Three recent news items support the forecast here that China has returned to a moderate, stable growth path. First, six-month industrial output expansion revived further to 5.5% (not annualised) in October, up from a low of 1.5% in August*. This is not far beneath the post-2005 average of 6.8% and accords with recent below-par but satisfactory purchasing managers’ survey results – see first chart.
Secondly, a transformed version of the OECD’s Chinese leading indicator was little changed in September at a level consistent with a further recovery in output expansion – second chart. The indicator, admittedly, has overpredicted recent growth, though seems correctly to have ruled out a “hard landing”. (Claims that the economy has been much weaker than reported are unconvincing, since official output statistics broadly agree with coincident indicators such as the PMIs and equity analysts’ earnings revisions.)

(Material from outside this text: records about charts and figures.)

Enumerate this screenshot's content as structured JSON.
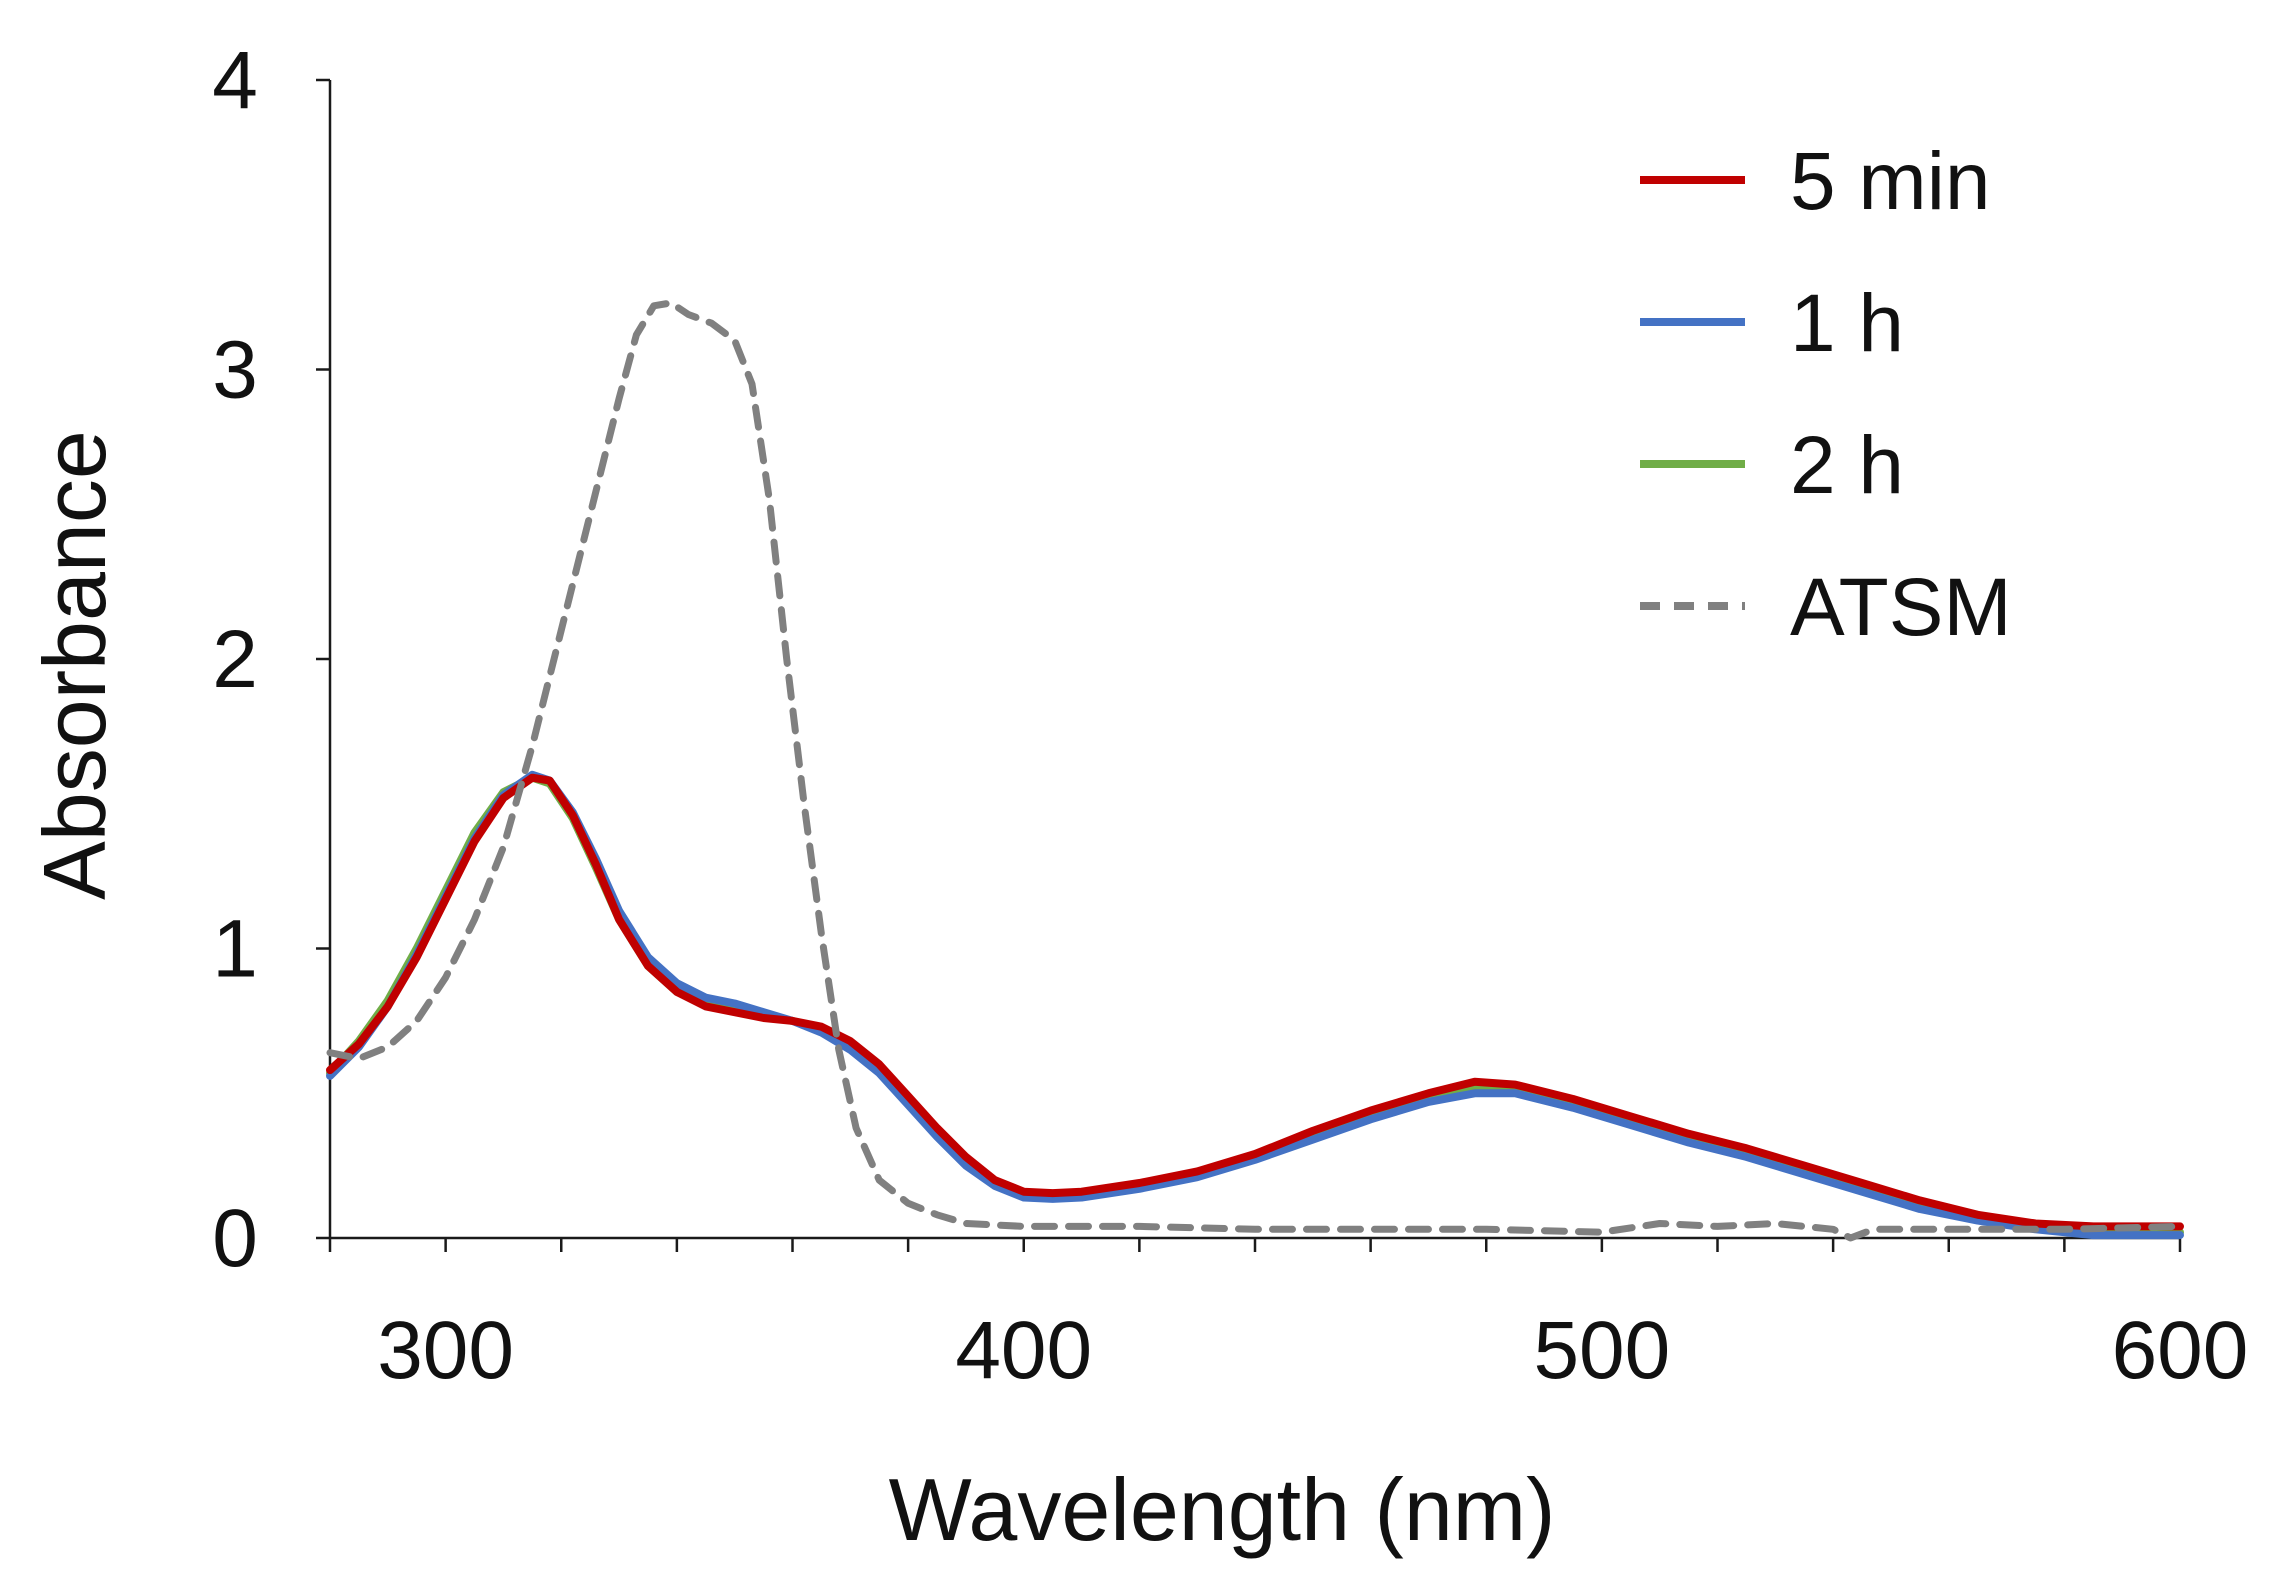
{
  "chart_data": {
    "type": "line",
    "title": "",
    "xlabel": "Wavelength (nm)",
    "ylabel": "Absorbance",
    "xlim": [
      280,
      600
    ],
    "ylim": [
      0,
      4
    ],
    "x_tick_labels": [
      "300",
      "400",
      "500",
      "600"
    ],
    "x_tick_values": [
      300,
      400,
      500,
      600
    ],
    "x_minor_ticks": [
      280,
      300,
      320,
      340,
      360,
      380,
      400,
      420,
      440,
      460,
      480,
      500,
      520,
      540,
      560,
      580,
      600
    ],
    "y_tick_labels": [
      "0",
      "1",
      "2",
      "3",
      "4"
    ],
    "y_tick_values": [
      0,
      1,
      2,
      3,
      4
    ],
    "grid": false,
    "legend_position": "top-right",
    "series": [
      {
        "name": "2 h",
        "color": "#70ad47",
        "dash": "solid",
        "points": [
          [
            280,
            0.57
          ],
          [
            285,
            0.68
          ],
          [
            290,
            0.82
          ],
          [
            295,
            1.0
          ],
          [
            300,
            1.2
          ],
          [
            305,
            1.4
          ],
          [
            310,
            1.54
          ],
          [
            315,
            1.59
          ],
          [
            318,
            1.57
          ],
          [
            322,
            1.45
          ],
          [
            326,
            1.28
          ],
          [
            330,
            1.1
          ],
          [
            335,
            0.94
          ],
          [
            340,
            0.85
          ],
          [
            345,
            0.81
          ],
          [
            350,
            0.79
          ],
          [
            355,
            0.77
          ],
          [
            360,
            0.75
          ],
          [
            365,
            0.72
          ],
          [
            370,
            0.67
          ],
          [
            375,
            0.59
          ],
          [
            380,
            0.48
          ],
          [
            385,
            0.37
          ],
          [
            390,
            0.27
          ],
          [
            395,
            0.19
          ],
          [
            400,
            0.15
          ],
          [
            405,
            0.145
          ],
          [
            410,
            0.15
          ],
          [
            420,
            0.18
          ],
          [
            430,
            0.22
          ],
          [
            440,
            0.28
          ],
          [
            450,
            0.36
          ],
          [
            460,
            0.43
          ],
          [
            470,
            0.49
          ],
          [
            478,
            0.52
          ],
          [
            485,
            0.51
          ],
          [
            495,
            0.46
          ],
          [
            505,
            0.4
          ],
          [
            515,
            0.34
          ],
          [
            525,
            0.29
          ],
          [
            535,
            0.23
          ],
          [
            545,
            0.17
          ],
          [
            555,
            0.11
          ],
          [
            565,
            0.07
          ],
          [
            575,
            0.04
          ],
          [
            585,
            0.02
          ],
          [
            600,
            0.02
          ]
        ]
      },
      {
        "name": "1 h",
        "color": "#4472c4",
        "dash": "solid",
        "points": [
          [
            280,
            0.56
          ],
          [
            285,
            0.66
          ],
          [
            290,
            0.8
          ],
          [
            295,
            0.98
          ],
          [
            300,
            1.18
          ],
          [
            305,
            1.38
          ],
          [
            310,
            1.53
          ],
          [
            315,
            1.6
          ],
          [
            318,
            1.58
          ],
          [
            322,
            1.47
          ],
          [
            326,
            1.31
          ],
          [
            330,
            1.13
          ],
          [
            335,
            0.97
          ],
          [
            340,
            0.88
          ],
          [
            345,
            0.83
          ],
          [
            350,
            0.81
          ],
          [
            355,
            0.78
          ],
          [
            360,
            0.75
          ],
          [
            365,
            0.71
          ],
          [
            370,
            0.65
          ],
          [
            375,
            0.57
          ],
          [
            380,
            0.46
          ],
          [
            385,
            0.35
          ],
          [
            390,
            0.25
          ],
          [
            395,
            0.18
          ],
          [
            400,
            0.14
          ],
          [
            405,
            0.135
          ],
          [
            410,
            0.14
          ],
          [
            420,
            0.17
          ],
          [
            430,
            0.21
          ],
          [
            440,
            0.27
          ],
          [
            450,
            0.34
          ],
          [
            460,
            0.41
          ],
          [
            470,
            0.47
          ],
          [
            478,
            0.5
          ],
          [
            485,
            0.5
          ],
          [
            495,
            0.45
          ],
          [
            505,
            0.39
          ],
          [
            515,
            0.33
          ],
          [
            525,
            0.28
          ],
          [
            535,
            0.22
          ],
          [
            545,
            0.16
          ],
          [
            555,
            0.1
          ],
          [
            565,
            0.06
          ],
          [
            575,
            0.03
          ],
          [
            585,
            0.01
          ],
          [
            600,
            0.01
          ]
        ]
      },
      {
        "name": "5 min",
        "color": "#c00000",
        "dash": "solid",
        "points": [
          [
            280,
            0.58
          ],
          [
            285,
            0.67
          ],
          [
            290,
            0.8
          ],
          [
            295,
            0.97
          ],
          [
            300,
            1.17
          ],
          [
            305,
            1.37
          ],
          [
            310,
            1.52
          ],
          [
            315,
            1.59
          ],
          [
            318,
            1.58
          ],
          [
            322,
            1.46
          ],
          [
            326,
            1.29
          ],
          [
            330,
            1.1
          ],
          [
            335,
            0.94
          ],
          [
            340,
            0.85
          ],
          [
            345,
            0.8
          ],
          [
            350,
            0.78
          ],
          [
            355,
            0.76
          ],
          [
            360,
            0.75
          ],
          [
            365,
            0.73
          ],
          [
            370,
            0.68
          ],
          [
            375,
            0.6
          ],
          [
            380,
            0.49
          ],
          [
            385,
            0.38
          ],
          [
            390,
            0.28
          ],
          [
            395,
            0.2
          ],
          [
            400,
            0.16
          ],
          [
            405,
            0.155
          ],
          [
            410,
            0.16
          ],
          [
            420,
            0.19
          ],
          [
            430,
            0.23
          ],
          [
            440,
            0.29
          ],
          [
            450,
            0.37
          ],
          [
            460,
            0.44
          ],
          [
            470,
            0.5
          ],
          [
            478,
            0.54
          ],
          [
            485,
            0.53
          ],
          [
            495,
            0.48
          ],
          [
            505,
            0.42
          ],
          [
            515,
            0.36
          ],
          [
            525,
            0.31
          ],
          [
            535,
            0.25
          ],
          [
            545,
            0.19
          ],
          [
            555,
            0.13
          ],
          [
            565,
            0.08
          ],
          [
            575,
            0.05
          ],
          [
            585,
            0.04
          ],
          [
            600,
            0.04
          ]
        ]
      },
      {
        "name": "ATSM",
        "color": "#808080",
        "dash": "dashed",
        "points": [
          [
            280,
            0.64
          ],
          [
            285,
            0.62
          ],
          [
            290,
            0.66
          ],
          [
            295,
            0.75
          ],
          [
            300,
            0.9
          ],
          [
            305,
            1.1
          ],
          [
            310,
            1.35
          ],
          [
            315,
            1.7
          ],
          [
            320,
            2.1
          ],
          [
            325,
            2.5
          ],
          [
            330,
            2.9
          ],
          [
            333,
            3.12
          ],
          [
            336,
            3.22
          ],
          [
            339,
            3.23
          ],
          [
            342,
            3.19
          ],
          [
            346,
            3.16
          ],
          [
            350,
            3.1
          ],
          [
            353,
            2.95
          ],
          [
            356,
            2.55
          ],
          [
            359,
            2.0
          ],
          [
            362,
            1.5
          ],
          [
            365,
            1.05
          ],
          [
            368,
            0.65
          ],
          [
            371,
            0.38
          ],
          [
            375,
            0.2
          ],
          [
            380,
            0.12
          ],
          [
            385,
            0.08
          ],
          [
            390,
            0.05
          ],
          [
            400,
            0.04
          ],
          [
            420,
            0.04
          ],
          [
            440,
            0.03
          ],
          [
            460,
            0.03
          ],
          [
            480,
            0.03
          ],
          [
            500,
            0.02
          ],
          [
            510,
            0.05
          ],
          [
            520,
            0.04
          ],
          [
            530,
            0.05
          ],
          [
            540,
            0.03
          ],
          [
            543,
            0.0
          ],
          [
            547,
            0.03
          ],
          [
            560,
            0.03
          ],
          [
            580,
            0.03
          ],
          [
            600,
            0.04
          ]
        ]
      }
    ]
  },
  "legend": {
    "items": [
      {
        "label": "5 min",
        "color": "#c00000",
        "dash": "solid"
      },
      {
        "label": "1 h",
        "color": "#4472c4",
        "dash": "solid"
      },
      {
        "label": "2 h",
        "color": "#70ad47",
        "dash": "solid"
      },
      {
        "label": "ATSM",
        "color": "#808080",
        "dash": "dashed"
      }
    ]
  }
}
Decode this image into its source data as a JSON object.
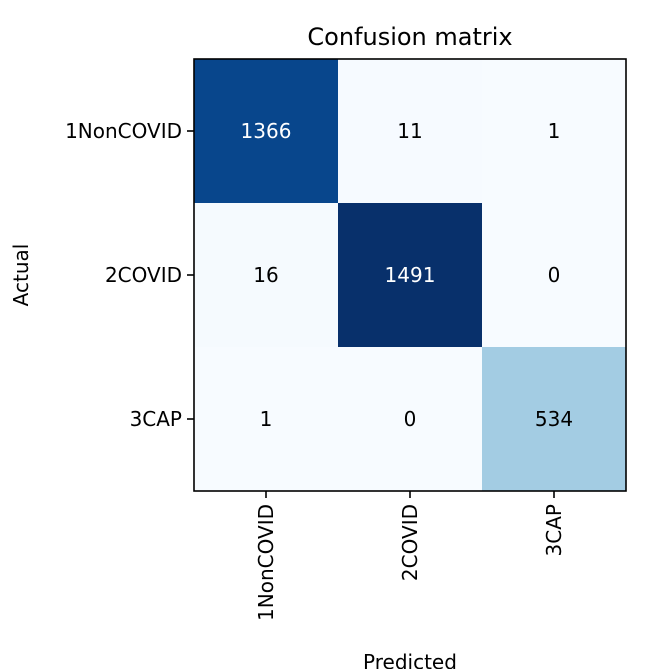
{
  "chart_data": {
    "type": "heatmap",
    "title": "Confusion matrix",
    "xlabel": "Predicted",
    "ylabel": "Actual",
    "x_categories": [
      "1NonCOVID",
      "2COVID",
      "3CAP"
    ],
    "y_categories": [
      "1NonCOVID",
      "2COVID",
      "3CAP"
    ],
    "values": [
      [
        1366,
        11,
        1
      ],
      [
        16,
        1491,
        0
      ],
      [
        1,
        0,
        534
      ]
    ],
    "colormap": "Blues",
    "grid": false
  }
}
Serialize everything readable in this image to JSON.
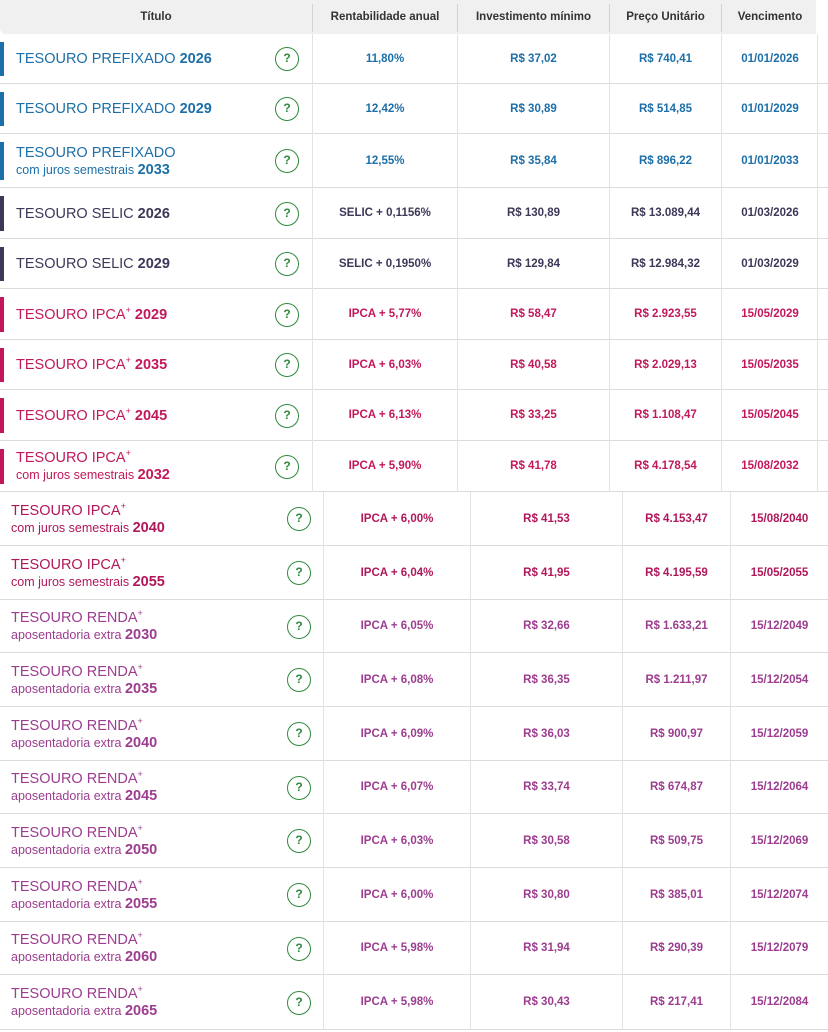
{
  "header": {
    "titulo": "Título",
    "rentabilidade": "Rentabilidade anual",
    "investimento": "Investimento mínimo",
    "preco": "Preço Unitário",
    "vencimento": "Vencimento"
  },
  "help_glyph": "?",
  "colors": {
    "prefixado": "#1c6fa8",
    "selic": "#3e3858",
    "ipca": "#c2185b",
    "renda": "#9c3d8f"
  },
  "rows": [
    {
      "name": "TESOURO PREFIXADO",
      "plus": false,
      "sub": "",
      "year": "2026",
      "rent": "11,80%",
      "inv": "R$ 37,02",
      "preco": "R$ 740,41",
      "venc": "01/01/2026",
      "theme": "blue"
    },
    {
      "name": "TESOURO PREFIXADO",
      "plus": false,
      "sub": "",
      "year": "2029",
      "rent": "12,42%",
      "inv": "R$ 30,89",
      "preco": "R$ 514,85",
      "venc": "01/01/2029",
      "theme": "blue"
    },
    {
      "name": "TESOURO PREFIXADO",
      "plus": false,
      "sub": "com juros semestrais",
      "year": "2033",
      "rent": "12,55%",
      "inv": "R$ 35,84",
      "preco": "R$ 896,22",
      "venc": "01/01/2033",
      "theme": "blue"
    },
    {
      "name": "TESOURO SELIC",
      "plus": false,
      "sub": "",
      "year": "2026",
      "rent": "SELIC + 0,1156%",
      "inv": "R$ 130,89",
      "preco": "R$ 13.089,44",
      "venc": "01/03/2026",
      "theme": "navy"
    },
    {
      "name": "TESOURO SELIC",
      "plus": false,
      "sub": "",
      "year": "2029",
      "rent": "SELIC + 0,1950%",
      "inv": "R$ 129,84",
      "preco": "R$ 12.984,32",
      "venc": "01/03/2029",
      "theme": "navy"
    },
    {
      "name": "TESOURO IPCA",
      "plus": true,
      "sub": "",
      "year": "2029",
      "rent": "IPCA + 5,77%",
      "inv": "R$ 58,47",
      "preco": "R$ 2.923,55",
      "venc": "15/05/2029",
      "theme": "pink"
    },
    {
      "name": "TESOURO IPCA",
      "plus": true,
      "sub": "",
      "year": "2035",
      "rent": "IPCA + 6,03%",
      "inv": "R$ 40,58",
      "preco": "R$ 2.029,13",
      "venc": "15/05/2035",
      "theme": "pink"
    },
    {
      "name": "TESOURO IPCA",
      "plus": true,
      "sub": "",
      "year": "2045",
      "rent": "IPCA + 6,13%",
      "inv": "R$ 33,25",
      "preco": "R$ 1.108,47",
      "venc": "15/05/2045",
      "theme": "pink"
    },
    {
      "name": "TESOURO IPCA",
      "plus": true,
      "sub": "com juros semestrais",
      "year": "2032",
      "rent": "IPCA + 5,90%",
      "inv": "R$ 41,78",
      "preco": "R$ 4.178,54",
      "venc": "15/08/2032",
      "theme": "pink"
    },
    {
      "name": "TESOURO IPCA",
      "plus": true,
      "sub": "com juros semestrais",
      "year": "2040",
      "rent": "IPCA + 6,00%",
      "inv": "R$ 41,53",
      "preco": "R$ 4.153,47",
      "venc": "15/08/2040",
      "theme": "ipca2"
    },
    {
      "name": "TESOURO IPCA",
      "plus": true,
      "sub": "com juros semestrais",
      "year": "2055",
      "rent": "IPCA + 6,04%",
      "inv": "R$ 41,95",
      "preco": "R$ 4.195,59",
      "venc": "15/05/2055",
      "theme": "ipca2"
    },
    {
      "name": "TESOURO RENDA",
      "plus": true,
      "sub": "aposentadoria extra",
      "year": "2030",
      "rent": "IPCA + 6,05%",
      "inv": "R$ 32,66",
      "preco": "R$ 1.633,21",
      "venc": "15/12/2049",
      "theme": "purple"
    },
    {
      "name": "TESOURO RENDA",
      "plus": true,
      "sub": "aposentadoria extra",
      "year": "2035",
      "rent": "IPCA + 6,08%",
      "inv": "R$ 36,35",
      "preco": "R$ 1.211,97",
      "venc": "15/12/2054",
      "theme": "purple"
    },
    {
      "name": "TESOURO RENDA",
      "plus": true,
      "sub": "aposentadoria extra",
      "year": "2040",
      "rent": "IPCA + 6,09%",
      "inv": "R$ 36,03",
      "preco": "R$ 900,97",
      "venc": "15/12/2059",
      "theme": "purple"
    },
    {
      "name": "TESOURO RENDA",
      "plus": true,
      "sub": "aposentadoria extra",
      "year": "2045",
      "rent": "IPCA + 6,07%",
      "inv": "R$ 33,74",
      "preco": "R$ 674,87",
      "venc": "15/12/2064",
      "theme": "purple"
    },
    {
      "name": "TESOURO RENDA",
      "plus": true,
      "sub": "aposentadoria extra",
      "year": "2050",
      "rent": "IPCA + 6,03%",
      "inv": "R$ 30,58",
      "preco": "R$ 509,75",
      "venc": "15/12/2069",
      "theme": "purple"
    },
    {
      "name": "TESOURO RENDA",
      "plus": true,
      "sub": "aposentadoria extra",
      "year": "2055",
      "rent": "IPCA + 6,00%",
      "inv": "R$ 30,80",
      "preco": "R$ 385,01",
      "venc": "15/12/2074",
      "theme": "purple"
    },
    {
      "name": "TESOURO RENDA",
      "plus": true,
      "sub": "aposentadoria extra",
      "year": "2060",
      "rent": "IPCA + 5,98%",
      "inv": "R$ 31,94",
      "preco": "R$ 290,39",
      "venc": "15/12/2079",
      "theme": "purple"
    },
    {
      "name": "TESOURO RENDA",
      "plus": true,
      "sub": "aposentadoria extra",
      "year": "2065",
      "rent": "IPCA + 5,98%",
      "inv": "R$ 30,43",
      "preco": "R$ 217,41",
      "venc": "15/12/2084",
      "theme": "purple"
    }
  ]
}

Thirdly, real narrow money M1 – the best monetary leading indicator of the economy – continues to recover, with six-month expansion rising to 4.9% (not annualised) in October. The pick-up, however, pales in comparison with 2009, when six-month growth peaked at 21.6%. Economic prospects are improving at the margin but growth will remain subdued by recent standards. Low inflation, however, implies scope for further policy stimulus should the recover falter.
China faces major structural challenges but the authorities appear to have managed the cycle skilfully, maintaining restrictive monetary conditions long enough to break inflationary psychology but easing just in time to avert a crash landing for the economy – a risk when real M1 was contracting in late 2011 / early 2012.
*Based on an output levels series estimated from official data on year-on-year growth and monthly values / prices.